Broker: Turpin Realtors
Agent: Ashley Christus
Some people look at art. Some people collect art. But some – a lucky few – dwell in art. This is the point where it becomes true installation art – the art of great architecture – the art of living. The Teiger House in Somerset County, New Jersey is such an installation. Most art needs a space to show it off to its best. Here this space is provided by the vast rural landscape which stretches for miles westerly to the far horizon. A hillside provides the pedestal for this piece. But as Frank Lloyd Wright, the great American modernist architect, said, “No house should be on a hill or on anything. It should be of the hill. Belonging to it. Hill and house should live together each the happier for the other”.
And so it is here. The architecture does not blend in but acts as a vivid counterpoint to the topography in the most modernist of ways. The exterior tests us as an abstract painting or sculpture can do. Some will find it a challenge. But the connoisseur will not. Here the exterior is formed of stone, timber, iron and glass – at one point it is ordered, at another there is a quality of randomness. But inside the space there is harmony built of just one special element – light. Shafts of brilliance illuminate the interconnected rooms in a way that lifts the spirit. Great architecture does this. This is not just a ‘machine for living’, as La Corbusier put it, but also a sculpture for living.
So the setting and building dominate. Location is always important when buying a home but here is a building that has become a destination in itself – so few are the opportunities like this only 42 miles from New York City. But you could be a thousand miles always for all is seems – or matters.
Featured in Architectural Digest, American House Now, Architectural Record and The Wall Street Journal this house is certainly celebrated. I could go on about the contrast of light and shade, the pinpoints of colour and of the movement of water. I could enthuse about the living spaces with spectacular angled walls and ceilings, of the perfectly placed windows and skylights, the use of stone and tile in the bathrooms, or of the master dressing room – a triumph of cabinetry. I could try and describe the sheer joy of being there. But like any great art it is always better to see it for oneself rather than read about it on the page.

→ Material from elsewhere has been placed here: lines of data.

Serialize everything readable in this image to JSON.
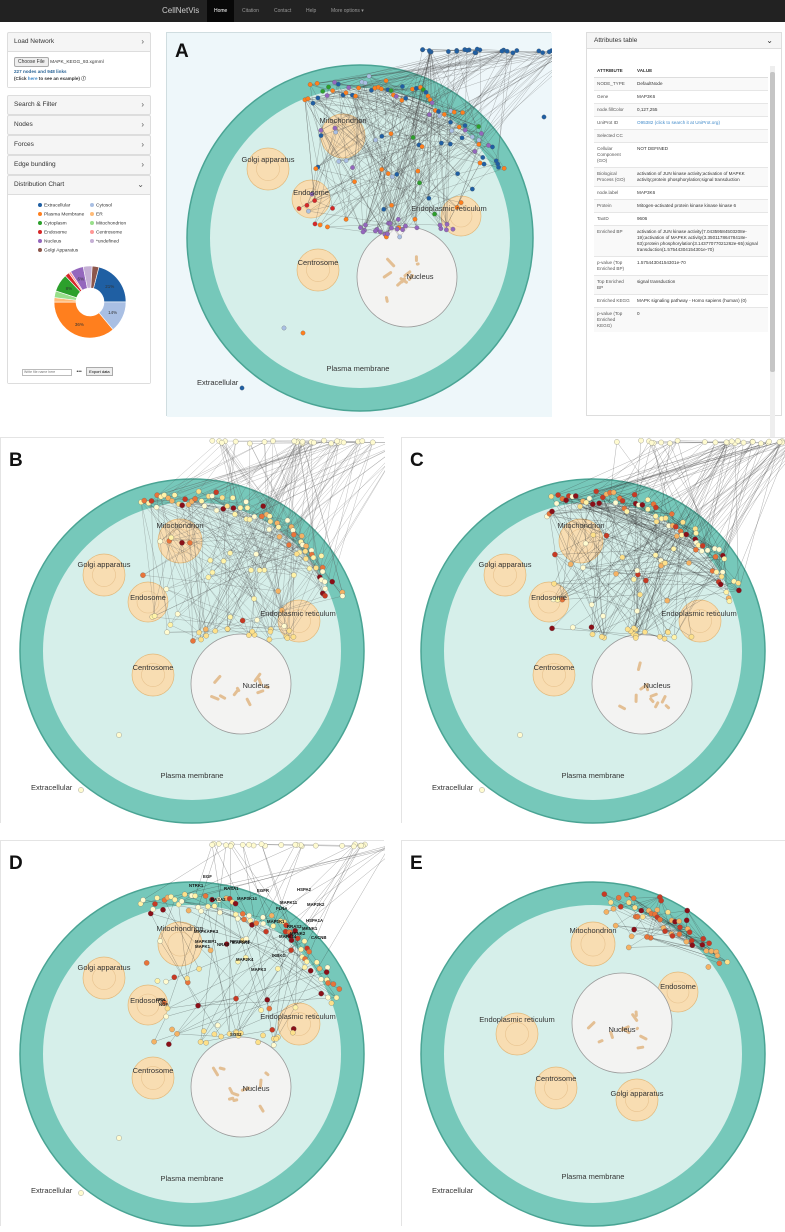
{
  "navbar": {
    "brand": "CellNetVis",
    "items": [
      "Home",
      "Citation",
      "Contact",
      "Help",
      "More options ▾"
    ]
  },
  "sidebar": {
    "load_network": "Load Network",
    "choose_file": "Choose File",
    "file_name": "MAPK_KEGG_93.xgmml",
    "stats": "227 nodes and 948 links",
    "example_prefix": "(Click ",
    "example_link": "here",
    "example_suffix": " to see an example)",
    "sections": [
      "Search & Filter",
      "Nodes",
      "Forces",
      "Edge bundling"
    ],
    "distribution_chart": "Distribution Chart",
    "export_placeholder": "Write file name here",
    "export_button": "Export data"
  },
  "chart_data": {
    "type": "pie",
    "legend": [
      {
        "label": "Extracellular",
        "color": "#1f5fa3"
      },
      {
        "label": "Cytosol",
        "color": "#a9bfe3"
      },
      {
        "label": "Plasma Membrane",
        "color": "#ff7f1e"
      },
      {
        "label": "ER",
        "color": "#ffbb78"
      },
      {
        "label": "Cytoplasm",
        "color": "#2ca02c"
      },
      {
        "label": "Mitochondrion",
        "color": "#98df8a"
      },
      {
        "label": "Endosome",
        "color": "#d62728"
      },
      {
        "label": "Centrosome",
        "color": "#ff9896"
      },
      {
        "label": "Nucleus",
        "color": "#9467bd"
      },
      {
        "label": "*undefined",
        "color": "#c5b0d5"
      },
      {
        "label": "Golgi Apparatus",
        "color": "#8c564b"
      }
    ],
    "slices": [
      {
        "label": "Extracellular",
        "value": 21,
        "color": "#1f5fa3",
        "text": "21%"
      },
      {
        "label": "Cytosol",
        "value": 14,
        "color": "#a9bfe3",
        "text": "14%"
      },
      {
        "label": "Plasma Membrane",
        "value": 36,
        "color": "#ff7f1e",
        "text": "36%"
      },
      {
        "label": "ER",
        "value": 2,
        "color": "#ffbb78",
        "text": ""
      },
      {
        "label": "Mitochondrion",
        "value": 3,
        "color": "#98df8a",
        "text": ""
      },
      {
        "label": "Cytoplasm",
        "value": 8,
        "color": "#2ca02c",
        "text": "8%"
      },
      {
        "label": "Endosome",
        "value": 2,
        "color": "#d62728",
        "text": ""
      },
      {
        "label": "Centrosome",
        "value": 1,
        "color": "#ff9896",
        "text": ""
      },
      {
        "label": "Nucleus",
        "value": 6,
        "color": "#9467bd",
        "text": "6%"
      },
      {
        "label": "*undefined",
        "value": 4,
        "color": "#c5b0d5",
        "text": ""
      },
      {
        "label": "Golgi Apparatus",
        "value": 3,
        "color": "#8c564b",
        "text": ""
      }
    ]
  },
  "attributes": {
    "title": "Attributes table",
    "col_attr": "ATTRIBUTE",
    "col_value": "VALUE",
    "rows": [
      [
        "NODE_TYPE",
        "DefaultNode"
      ],
      [
        "Gene",
        "MAP3K6"
      ],
      [
        "node.fillColor",
        "0,127,255"
      ],
      [
        "UniProt ID",
        "O95382 (click to search it at UniProt.org)"
      ],
      [
        "Selected CC",
        ""
      ],
      [
        "Cellular Component (GO)",
        "NOT DEFINED"
      ],
      [
        "Biological Process (GO)",
        "activation of JUN kinase activity;activation of MAPKK activity;protein phosphorylation;signal transduction"
      ],
      [
        "node.label",
        "MAP3K6"
      ],
      [
        "Protein",
        "Mitogen-activated protein kinase kinase kinase 6"
      ],
      [
        "TaxID",
        "9606"
      ],
      [
        "Enriched BP",
        "activation of JUN kinase activity(7.04359584503208e-19);activation of MAPKK activity(3.35011786478418e-63);protein phosphorylation(3.14377077021262e-65);signal transduction(1.57544304154301e-70)"
      ],
      [
        "p-value (Top Enriched BP)",
        "1.57544304154301e-70"
      ],
      [
        "Top Enriched BP",
        "signal transduction"
      ],
      [
        "Enriched KEGG",
        "MAPK signaling pathway - Homo sapiens (human) (0)"
      ],
      [
        "p-value (Top Enriched KEGG)",
        "0"
      ]
    ]
  },
  "figures": {
    "A": {
      "label": "A",
      "extracellular": "Extracellular",
      "plasma": "Plasma membrane",
      "mito": "Mitochondrion",
      "golgi": "Golgi apparatus",
      "endo": "Endosome",
      "er": "Endoplasmic reticulum",
      "centro": "Centrosome",
      "nucleus": "Nucleus"
    },
    "B": {
      "label": "B",
      "extracellular": "Extracellular",
      "plasma": "Plasma membrane",
      "mito": "Mitochondrion",
      "golgi": "Golgi apparatus",
      "endo": "Endosome",
      "er": "Endoplasmic reticulum",
      "centro": "Centrosome",
      "nucleus": "Nucleus"
    },
    "C": {
      "label": "C",
      "extracellular": "Extracellular",
      "plasma": "Plasma membrane",
      "mito": "Mitochondrion",
      "golgi": "Golgi apparatus",
      "endo": "Endosome",
      "er": "Endoplasmic reticulum",
      "centro": "Centrosome",
      "nucleus": "Nucleus"
    },
    "D": {
      "label": "D",
      "extracellular": "Extracellular",
      "plasma": "Plasma membrane",
      "mito": "Mitochondrion",
      "golgi": "Golgi apparatus",
      "endo": "Endosome",
      "er": "Endoplasmic reticulum",
      "centro": "Centrosome",
      "nucleus": "Nucleus",
      "genes": [
        "EGF",
        "NTRK1",
        "RASA1",
        "EGFR",
        "HSPA2",
        "MAP3K14",
        "MAPK11",
        "MAP2K2",
        "HSPA1A",
        "MAPKAPK3",
        "RRAS2",
        "MAPK14",
        "MAP2K1",
        "MAPK1",
        "IKBKG",
        "MAP2K4",
        "MAPK3",
        "SOS2",
        "CRK",
        "NGF",
        "RASA2",
        "FLNA",
        "MAP3K1",
        "CACNB",
        "MAPK8IP1",
        "MKNK1",
        "RPS6KA3",
        "MKNK2",
        "NRAS"
      ]
    },
    "E": {
      "label": "E",
      "extracellular": "Extracellular",
      "plasma": "Plasma membrane",
      "mito": "Mitochondrion",
      "golgi": "Golgi apparatus",
      "endo": "Endosome",
      "er": "Endoplasmic reticulum",
      "centro": "Centrosome",
      "nucleus": "Nucleus"
    }
  }
}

I love this house. Its architects, Los Angeles based Michael Rotondi and Clark Stevens, clearly loved designing it and its patron, the late David Teiger, management consultant, art benefactor and serious collector famously loved living in it.
Against such wonderful art it seems almost too tawdry to mention but on a more prosaic note I must point out the price. Compared to other similar sized properties in the area this to me seems fabulous value. I would move quickly before another connoisseur wakes up and starts bidding.